Meski demikian, Sufari mengaku pihaknya akan tetap menunggu hingga penyidik melengkapi unsur yang kurang tersebut tanpa memberikan batas waktu. Sufari mencatat, pihaknya sudah empat kali mengembalikan berkas perkara yang dilimpahkan penyidik karena dianggap belum memenuhi unsur pidana.
“Tidak ada di KUHAP (Kitab Undang-undang Hukum Acara Pidana) diatur berapa kali (berkas dikembalikan), saya menunggu sampai petunjuk kami dipenuhi. Jadi tidak ada bahasa berkas itu di bolak-balik.”
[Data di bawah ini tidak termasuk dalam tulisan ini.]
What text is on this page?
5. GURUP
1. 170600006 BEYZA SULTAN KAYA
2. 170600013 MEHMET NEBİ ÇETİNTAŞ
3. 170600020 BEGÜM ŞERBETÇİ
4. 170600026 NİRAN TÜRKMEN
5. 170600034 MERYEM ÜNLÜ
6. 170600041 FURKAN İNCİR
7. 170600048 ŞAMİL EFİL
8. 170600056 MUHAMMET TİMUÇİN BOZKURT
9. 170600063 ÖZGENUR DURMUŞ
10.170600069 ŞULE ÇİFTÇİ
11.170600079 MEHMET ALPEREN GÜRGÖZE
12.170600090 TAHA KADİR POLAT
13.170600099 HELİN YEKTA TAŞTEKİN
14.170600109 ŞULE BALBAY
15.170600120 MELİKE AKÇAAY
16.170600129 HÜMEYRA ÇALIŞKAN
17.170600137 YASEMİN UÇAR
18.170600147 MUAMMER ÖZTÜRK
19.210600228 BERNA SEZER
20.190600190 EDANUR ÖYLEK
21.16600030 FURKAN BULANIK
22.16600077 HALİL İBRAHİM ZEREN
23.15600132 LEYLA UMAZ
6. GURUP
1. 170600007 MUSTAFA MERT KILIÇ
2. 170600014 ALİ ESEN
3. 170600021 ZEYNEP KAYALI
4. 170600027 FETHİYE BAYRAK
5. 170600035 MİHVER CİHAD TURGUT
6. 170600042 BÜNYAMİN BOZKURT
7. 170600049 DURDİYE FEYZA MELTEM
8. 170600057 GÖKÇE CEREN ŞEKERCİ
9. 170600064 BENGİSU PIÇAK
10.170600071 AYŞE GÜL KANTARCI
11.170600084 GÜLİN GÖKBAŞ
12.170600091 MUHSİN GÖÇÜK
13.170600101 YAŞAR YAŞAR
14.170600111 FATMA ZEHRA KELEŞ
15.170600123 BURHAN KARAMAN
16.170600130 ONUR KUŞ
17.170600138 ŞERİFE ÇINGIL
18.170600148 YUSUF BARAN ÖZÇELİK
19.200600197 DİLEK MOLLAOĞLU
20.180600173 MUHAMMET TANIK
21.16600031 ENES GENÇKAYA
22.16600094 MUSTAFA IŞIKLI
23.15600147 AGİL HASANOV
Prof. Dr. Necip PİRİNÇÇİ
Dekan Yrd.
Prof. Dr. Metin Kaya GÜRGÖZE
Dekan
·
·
Lebih lanjut dirinya juga mengaku, sudah pernah melakukan gelar perkara bersama antara polri dan bahkan melibatkan Komisi Pemberantasan Korupsi atau KPK. Kala itu, gelar perkara dilakukan di gedung Kejaksaan Tinggi (Kejati).
“Upaya itu sudah dilakukan. Kami bersama dengan penyidik sudah meminta expose antara penyidik, jaksa peneliti dan KPK. Itu sudah kami lakukan. Kami transparan kok, jadi tidak ada yang ditutup-tutupi,” katanya.
Seperti diketahui, Nur Mahmudi dan Harry Prihanto ditetapkan sebagai tersangka oleh penyidik atas kasus dugaan korupsi terkait dengan pelebaran Jalan Nangka, Kecamatan Tapos pada tahun anggaran 2015.
Adapun kerugian negara disebut-sebut mencapai Rp 10,7 miliar. Dana itu disinyalir berasal dari Anggaran Pendapatan Belanja Daerah atau APBD. Tak hanya itu, keduanya diduga menerima aliran dana tanpa persetujuan dari Dewan Perwakilan Rakyat Daerah atau DPRD.